AMD has had a tough time competing with Intel's CPUs over the last few years. The modular philosophy in AMD's construction-core processors could never find the type of integer-heavy parallel workloads it needed to shine. At the same time, Intel continually extended its consistent advantage in manufacturing technology every year, while pushing AMD out of the mobile and server markets almost entirely.

The red team claims it's now back and ready to compete in every CPU metric, including logic gate density. In a paper published as part of the International Solid-State Circuits Conference (ISSCC), the company claims that its Zen cores have a 10% advantage in die size compared to "Competitor A's" processor built on a 14-nm process.  EETimes' Rick Merritt says this is a reference to Intel's Skylake sixth-generation Core CPUs.

  Zen Competitor A
Tech 14nm 14nm
Cores 4 Cores, 8 Threads 4 Cores, 8 Threads
Area 44mm2 49mm2
L2 512KB, 1.5mm2 per core 256KB, 0.9mm2 per core
L3 8MB, 16mm2 8MB, 19.1mm2
CPP (nm) 78 70
Fin Pitch (nm) 48 42
1x Metal Pitch (nm) 64 52
Standard 6t SRAM (mm2) 0.0806 0.0588
Metal Layers 12 with MiM 13 with MiM

Table data: ISSCC via EETimes

A logic gate density advantage over Intel would be quite an impressive feat, but this news requires a little bit of seasoning. These figures come from AMD alone, since Intel doesn't release die size information. All of Intel's Skylake CPUs carry onboard graphics, but the IGP portion reportedly has not been counted in these measurements. Intel engineers may be the only persons truly capable of identifying exactly what parts of the die are specific to the IGP. Intel's die could also include logic for features like vPro that may not be present in Zen.
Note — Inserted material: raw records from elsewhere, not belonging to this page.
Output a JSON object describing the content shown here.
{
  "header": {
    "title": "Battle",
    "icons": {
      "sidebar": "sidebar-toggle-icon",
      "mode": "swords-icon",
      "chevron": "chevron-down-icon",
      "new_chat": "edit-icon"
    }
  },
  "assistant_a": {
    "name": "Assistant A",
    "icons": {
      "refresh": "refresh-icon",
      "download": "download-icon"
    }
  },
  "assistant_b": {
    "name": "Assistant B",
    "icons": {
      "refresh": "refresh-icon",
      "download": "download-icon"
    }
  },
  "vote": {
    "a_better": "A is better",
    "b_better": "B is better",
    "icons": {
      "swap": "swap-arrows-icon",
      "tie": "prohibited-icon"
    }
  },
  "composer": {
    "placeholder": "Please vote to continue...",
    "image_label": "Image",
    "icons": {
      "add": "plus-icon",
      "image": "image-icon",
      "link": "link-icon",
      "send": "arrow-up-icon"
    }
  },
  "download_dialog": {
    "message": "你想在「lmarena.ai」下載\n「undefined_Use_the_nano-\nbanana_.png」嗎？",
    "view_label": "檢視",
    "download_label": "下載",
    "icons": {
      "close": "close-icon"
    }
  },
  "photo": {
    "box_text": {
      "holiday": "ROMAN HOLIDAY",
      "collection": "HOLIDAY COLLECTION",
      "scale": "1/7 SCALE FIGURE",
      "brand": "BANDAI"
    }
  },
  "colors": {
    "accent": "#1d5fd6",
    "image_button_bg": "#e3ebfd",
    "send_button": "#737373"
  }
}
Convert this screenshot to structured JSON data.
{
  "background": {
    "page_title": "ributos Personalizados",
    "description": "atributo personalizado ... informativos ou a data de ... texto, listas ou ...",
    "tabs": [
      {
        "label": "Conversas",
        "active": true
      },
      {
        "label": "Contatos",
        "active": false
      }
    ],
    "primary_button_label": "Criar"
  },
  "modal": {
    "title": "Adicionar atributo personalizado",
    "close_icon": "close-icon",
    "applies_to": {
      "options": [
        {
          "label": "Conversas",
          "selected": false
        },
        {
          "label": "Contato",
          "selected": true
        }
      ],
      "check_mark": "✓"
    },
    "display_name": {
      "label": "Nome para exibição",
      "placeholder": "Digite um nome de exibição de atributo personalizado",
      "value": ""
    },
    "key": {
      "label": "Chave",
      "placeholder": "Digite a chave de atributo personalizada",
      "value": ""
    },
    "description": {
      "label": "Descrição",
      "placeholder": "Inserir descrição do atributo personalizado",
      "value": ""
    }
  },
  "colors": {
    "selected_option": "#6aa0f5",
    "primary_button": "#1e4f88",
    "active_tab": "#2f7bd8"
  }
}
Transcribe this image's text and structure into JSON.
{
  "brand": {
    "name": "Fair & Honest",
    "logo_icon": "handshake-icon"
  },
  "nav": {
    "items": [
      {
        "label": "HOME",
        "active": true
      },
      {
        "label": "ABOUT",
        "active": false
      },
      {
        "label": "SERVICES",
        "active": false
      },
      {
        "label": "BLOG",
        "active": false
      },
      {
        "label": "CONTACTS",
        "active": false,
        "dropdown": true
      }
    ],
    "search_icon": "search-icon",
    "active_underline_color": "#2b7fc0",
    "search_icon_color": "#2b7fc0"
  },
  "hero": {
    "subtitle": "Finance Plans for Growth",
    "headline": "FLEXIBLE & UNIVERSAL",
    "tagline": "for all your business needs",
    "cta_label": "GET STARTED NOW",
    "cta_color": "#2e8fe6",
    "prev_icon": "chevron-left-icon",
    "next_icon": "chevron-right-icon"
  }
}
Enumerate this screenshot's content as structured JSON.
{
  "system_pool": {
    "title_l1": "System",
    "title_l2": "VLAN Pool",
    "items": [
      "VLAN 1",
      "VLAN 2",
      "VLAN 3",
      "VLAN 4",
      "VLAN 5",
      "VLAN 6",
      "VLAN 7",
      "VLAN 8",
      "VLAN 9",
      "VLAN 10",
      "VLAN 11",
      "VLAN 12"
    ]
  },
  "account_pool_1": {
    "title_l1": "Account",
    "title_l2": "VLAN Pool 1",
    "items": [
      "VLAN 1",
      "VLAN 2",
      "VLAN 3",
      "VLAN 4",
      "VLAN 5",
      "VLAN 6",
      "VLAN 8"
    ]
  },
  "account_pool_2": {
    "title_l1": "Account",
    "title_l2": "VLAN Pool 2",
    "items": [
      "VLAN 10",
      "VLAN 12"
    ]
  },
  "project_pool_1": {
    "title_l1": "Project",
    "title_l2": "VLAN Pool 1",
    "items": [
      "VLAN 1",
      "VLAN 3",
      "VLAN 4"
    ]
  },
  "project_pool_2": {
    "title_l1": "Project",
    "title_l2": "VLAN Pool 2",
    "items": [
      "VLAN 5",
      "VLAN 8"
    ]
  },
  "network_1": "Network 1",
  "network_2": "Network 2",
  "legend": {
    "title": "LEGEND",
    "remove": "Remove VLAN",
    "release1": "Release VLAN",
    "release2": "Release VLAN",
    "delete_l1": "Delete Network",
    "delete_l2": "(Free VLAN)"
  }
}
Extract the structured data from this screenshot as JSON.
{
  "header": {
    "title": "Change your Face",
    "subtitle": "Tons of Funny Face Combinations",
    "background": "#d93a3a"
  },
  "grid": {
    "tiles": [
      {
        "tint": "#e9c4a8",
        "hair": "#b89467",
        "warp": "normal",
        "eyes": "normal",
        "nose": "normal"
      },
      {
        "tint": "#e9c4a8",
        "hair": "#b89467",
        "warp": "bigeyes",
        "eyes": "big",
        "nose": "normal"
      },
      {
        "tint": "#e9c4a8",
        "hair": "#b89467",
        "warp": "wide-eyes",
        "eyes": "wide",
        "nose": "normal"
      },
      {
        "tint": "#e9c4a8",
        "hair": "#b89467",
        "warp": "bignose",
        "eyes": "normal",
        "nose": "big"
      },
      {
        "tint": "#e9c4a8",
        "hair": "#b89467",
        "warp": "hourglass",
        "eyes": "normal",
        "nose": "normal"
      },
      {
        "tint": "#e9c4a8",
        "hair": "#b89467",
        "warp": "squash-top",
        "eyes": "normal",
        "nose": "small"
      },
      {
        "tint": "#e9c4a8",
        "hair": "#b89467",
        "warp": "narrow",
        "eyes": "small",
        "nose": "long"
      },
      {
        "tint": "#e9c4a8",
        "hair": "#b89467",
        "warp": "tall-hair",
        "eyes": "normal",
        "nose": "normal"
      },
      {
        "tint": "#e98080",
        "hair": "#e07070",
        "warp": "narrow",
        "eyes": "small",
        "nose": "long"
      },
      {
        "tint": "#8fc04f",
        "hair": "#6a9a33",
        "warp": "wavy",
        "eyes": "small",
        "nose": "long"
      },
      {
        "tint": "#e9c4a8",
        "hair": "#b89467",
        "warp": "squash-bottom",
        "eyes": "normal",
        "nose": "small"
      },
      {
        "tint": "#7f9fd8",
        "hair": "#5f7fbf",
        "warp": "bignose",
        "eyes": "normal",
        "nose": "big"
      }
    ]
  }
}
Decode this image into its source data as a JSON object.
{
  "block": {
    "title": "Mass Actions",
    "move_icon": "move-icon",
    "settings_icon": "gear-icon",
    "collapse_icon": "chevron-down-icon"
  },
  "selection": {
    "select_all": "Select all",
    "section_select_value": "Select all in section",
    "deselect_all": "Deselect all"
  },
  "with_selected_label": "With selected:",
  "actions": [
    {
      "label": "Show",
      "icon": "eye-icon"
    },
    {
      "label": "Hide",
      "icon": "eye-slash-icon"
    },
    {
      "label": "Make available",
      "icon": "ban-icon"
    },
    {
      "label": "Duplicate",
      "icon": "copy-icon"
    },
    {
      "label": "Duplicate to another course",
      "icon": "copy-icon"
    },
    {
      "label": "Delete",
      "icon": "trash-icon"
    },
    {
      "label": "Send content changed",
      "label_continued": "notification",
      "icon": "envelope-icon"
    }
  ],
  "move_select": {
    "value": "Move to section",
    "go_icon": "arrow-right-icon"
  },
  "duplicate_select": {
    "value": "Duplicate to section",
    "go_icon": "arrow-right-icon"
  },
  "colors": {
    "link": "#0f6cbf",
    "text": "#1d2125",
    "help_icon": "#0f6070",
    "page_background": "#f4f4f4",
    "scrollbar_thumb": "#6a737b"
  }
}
Smaller die sizes typically lead to cost savings for silicon manufacturers, though other factors also impact manufacturing costs. The fact that Intel runs its own manufacturing plants while AMD relies on third-party manufacturing from companies like Global Foundries and Samsung surely plays a role in determining AMD's production costs.

Merritt goes on to comment on the techniques AMD has reportedly employed to reduce Zen's switching capacitance by 15% when compared to existing chips. Zen is apparently the first design where AMD used metal-insulator-metal (MIM) capacitors, a move that's said to allow reduced processor voltage and more fine-grained control over per-core frequency and voltage.

AMD has claimed several times that Zen will compete toe-to-toe with Intel's desktop offerings when it comes to performance and power consumption. Now, the red team is saying that it is more than competitive with Intel with respect to silicon density. We can't wait to get Ryzen chips in the lab and tell you how AMD's latest squares up against Kaby Lake.